Leahy touts passage of US Innovation Competition Act
Vermont’s senior senator says he will wait until winter to decide whether he will seek another term in office.
BURLINGTON, Vt. (WCAX) - Vermont Sen. Patrick Leahy is touting the passage of the U.S. Innovation Competition Act.
It’s aimed at improving competition in the semiconductor business and is on its way to President Biden’s desk.
The global shortage is affecting technology and automotive supply chains.
Leahy says the U.S. has to continue to produce them domestically, including at GlobalFoundries in Essex Junction.
“Existing technology can be threatened by the production of chips moving to foreign countries. This creates an Achilles’ heel to the United States and we can’t do that,” said Leahy, D-Vermont.

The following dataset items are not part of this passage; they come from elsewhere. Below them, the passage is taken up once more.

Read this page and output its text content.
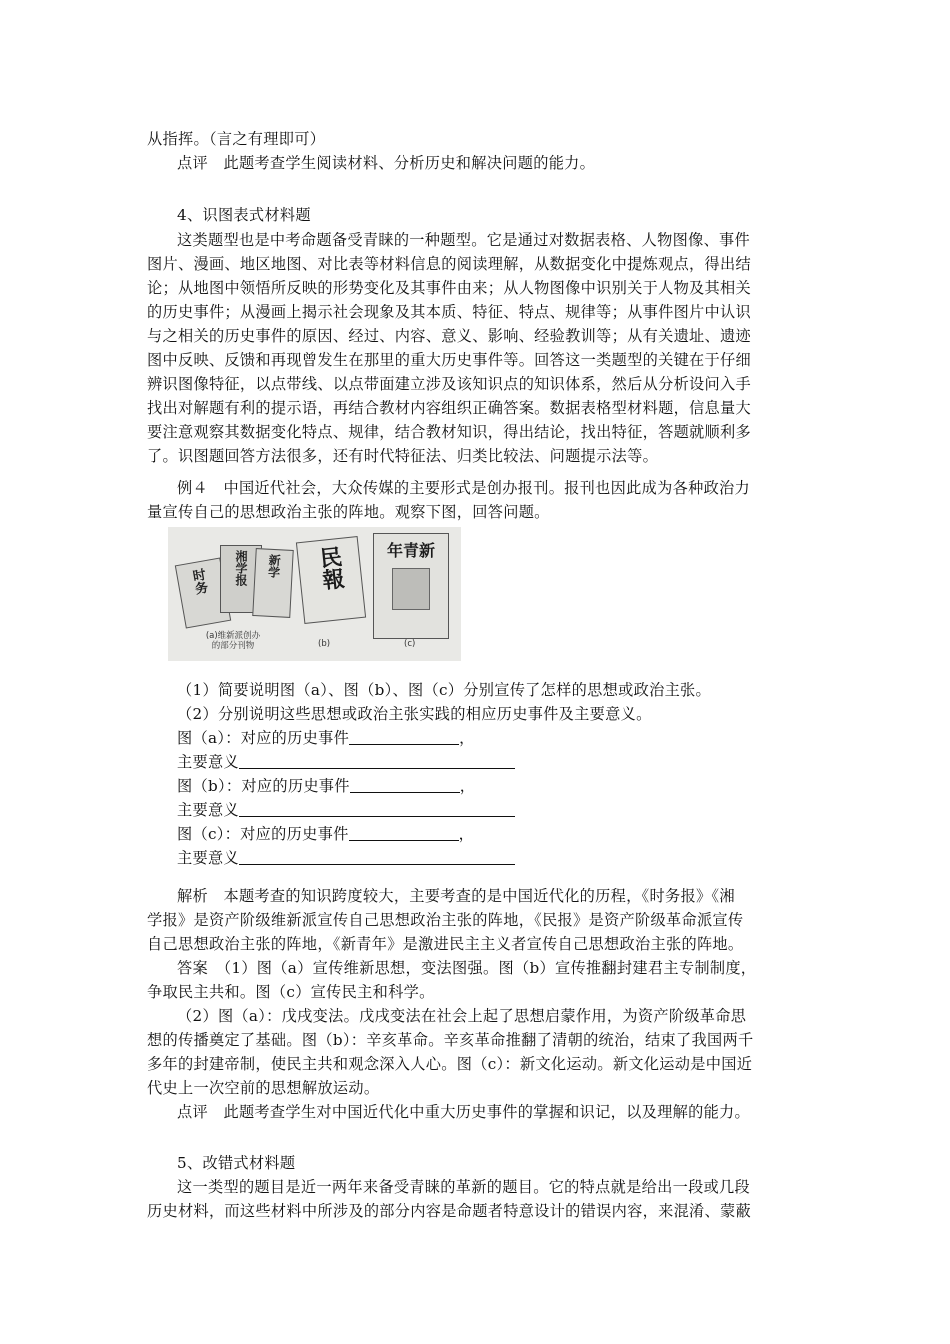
从指挥。（言之有理即可）
点评　此题考查学生阅读材料、分析历史和解决问题的能力。
4、识图表式材料题
这类题型也是中考命题备受青睐的一种题型。它是通过对数据表格、人物图像、事件
图片、漫画、地区地图、对比表等材料信息的阅读理解，从数据变化中提炼观点，得出结
论；从地图中领悟所反映的形势变化及其事件由来；从人物图像中识别关于人物及其相关
的历史事件；从漫画上揭示社会现象及其本质、特征、特点、规律等；从事件图片中认识
与之相关的历史事件的原因、经过、内容、意义、影响、经验教训等；从有关遗址、遗迹
图中反映、反馈和再现曾发生在那里的重大历史事件等。回答这一类题型的关键在于仔细
辨识图像特征，以点带线、以点带面建立涉及该知识点的知识体系，然后从分析设问入手
找出对解题有利的提示语，再结合教材内容组织正确答案。数据表格型材料题，信息量大
要注意观察其数据变化特点、规律，结合教材知识，得出结论，找出特征，答题就顺利多
了。识图题回答方法很多，还有时代特征法、归类比较法、问题提示法等。
例４　中国近代社会，大众传媒的主要形式是创办报刊。报刊也因此成为各种政治力
量宣传自己的思想政治主张的阵地。观察下图，回答问题。
（1）简要说明图（a）、图（b）、图（c）分别宣传了怎样的思想或政治主张。
（2）分别说明这些思想或政治主张实践的相应历史事件及主要意义。
解析　本题考查的知识跨度较大，主要考查的是中国近代化的历程，《时务报》《湘
学报》是资产阶级维新派宣传自己思想政治主张的阵地，《民报》是资产阶级革命派宣传
自己思想政治主张的阵地，《新青年》是激进民主主义者宣传自己思想政治主张的阵地。
答案　（1）图（a）宣传维新思想，变法图强。图（b）宣传推翻封建君主专制制度，
争取民主共和。图（c）宣传民主和科学。
（2）图（a）：戊戌变法。戊戌变法在社会上起了思想启蒙作用，为资产阶级革命思
想的传播奠定了基础。图（b）：辛亥革命。辛亥革命推翻了清朝的统治，结束了我国两千
多年的封建帝制，使民主共和观念深入人心。图（c）：新文化运动。新文化运动是中国近
代史上一次空前的思想解放运动。
点评　此题考查学生对中国近代化中重大历史事件的掌握和识记，以及理解的能力。
5、改错式材料题
这一类型的题目是近一两年来备受青睐的革新的题目。它的特点就是给出一段或几段
历史材料，而这些材料中所涉及的部分内容是命题者特意设计的错误内容，来混淆、蒙蔽
图（a）：对应的历史事件	，
主要意义
图（b）：对应的历史事件	，
主要意义
图（c）：对应的历史事件	，
主要意义
时务 湘学报 新学
(a)维新派创办
的部分刊物
民報
(b)
年青新
(c)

At the same time, House and Senate lawmakers are mulling over a multibillion-dollar infrastructure bill. Leahy, the chair of the Senate Appropriations Committee, says negotiations on its size and scope are ongoing.

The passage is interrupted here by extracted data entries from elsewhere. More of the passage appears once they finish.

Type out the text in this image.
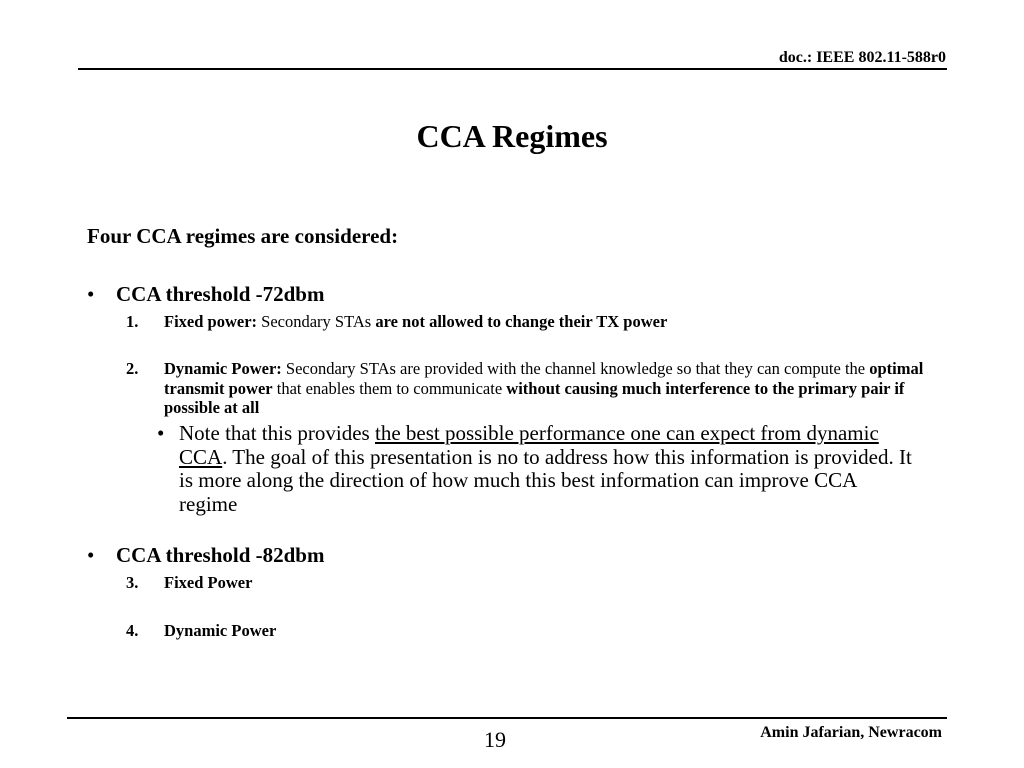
doc.: IEEE 802.11-588r0
CCA Regimes
Four CCA regimes are considered:
• CCA threshold -72dbm
1. Fixed power: Secondary STAs are not allowed to change their TX power
2. Dynamic Power: Secondary STAs are provided with the channel knowledge so that they can compute the optimal transmit power that enables them to communicate without causing much interference to the primary pair if possible at all
• Note that this provides the best possible performance one can expect from dynamic CCA. The goal of this presentation is no to address how this information is provided. It is more along the direction of how much this best information can improve CCA regime
• CCA threshold -82dbm
3. Fixed Power
4. Dynamic Power
19	Amin Jafarian, Newracom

Meanwhile, Vermont’s senior senator says he will wait until this winter to make a decision of whether he will seek another term in office.

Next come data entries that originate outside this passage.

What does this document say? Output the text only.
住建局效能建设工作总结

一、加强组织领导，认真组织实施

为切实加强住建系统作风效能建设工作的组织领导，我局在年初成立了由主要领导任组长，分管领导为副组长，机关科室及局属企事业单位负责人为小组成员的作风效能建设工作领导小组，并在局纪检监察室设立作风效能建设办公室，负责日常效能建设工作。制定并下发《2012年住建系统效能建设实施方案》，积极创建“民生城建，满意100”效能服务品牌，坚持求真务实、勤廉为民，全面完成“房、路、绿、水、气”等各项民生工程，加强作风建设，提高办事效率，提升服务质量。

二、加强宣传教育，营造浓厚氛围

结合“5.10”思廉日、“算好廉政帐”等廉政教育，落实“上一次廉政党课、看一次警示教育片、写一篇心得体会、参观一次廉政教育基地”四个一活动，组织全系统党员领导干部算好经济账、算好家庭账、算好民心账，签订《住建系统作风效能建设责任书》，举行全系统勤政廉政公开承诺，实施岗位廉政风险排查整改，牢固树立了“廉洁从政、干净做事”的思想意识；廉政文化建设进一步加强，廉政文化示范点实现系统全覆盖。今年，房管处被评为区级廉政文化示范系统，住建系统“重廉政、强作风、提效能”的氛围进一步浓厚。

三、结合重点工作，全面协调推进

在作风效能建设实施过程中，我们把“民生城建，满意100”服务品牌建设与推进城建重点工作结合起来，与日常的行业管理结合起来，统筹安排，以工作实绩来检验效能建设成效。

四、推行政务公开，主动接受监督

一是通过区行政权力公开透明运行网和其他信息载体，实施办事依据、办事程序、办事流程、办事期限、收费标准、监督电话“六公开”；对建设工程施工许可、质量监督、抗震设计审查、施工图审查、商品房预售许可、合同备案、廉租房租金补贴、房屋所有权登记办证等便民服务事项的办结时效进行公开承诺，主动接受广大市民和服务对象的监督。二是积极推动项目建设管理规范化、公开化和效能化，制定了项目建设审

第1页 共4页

The 81-year-old senator is faced with deciding whether to seek a ninth six-year term in office.
His looming decision has put Vermont politicians and political observers on edge as some are preparing to step forward to succeed him if he retires.
This spring, Leahy revealed his wife, Marcelle, is receiving treatment for chronic lymphocytic leukemia.
He says her prognosis is looking better by the day but he says that he’s not even considering whether to run or not until this winter.
He says he’s focused on working in the Senate right now.
“If you’re hampered by worrying on every single board and worrying about every election, you’re not a very effective senator,” Leahy said.
Political observers have floated Rep. Peter Welch, Lt. Gov. Molly Gray and Senate President Pro Tem Becca Balint as potential successors to Leahy if he retires.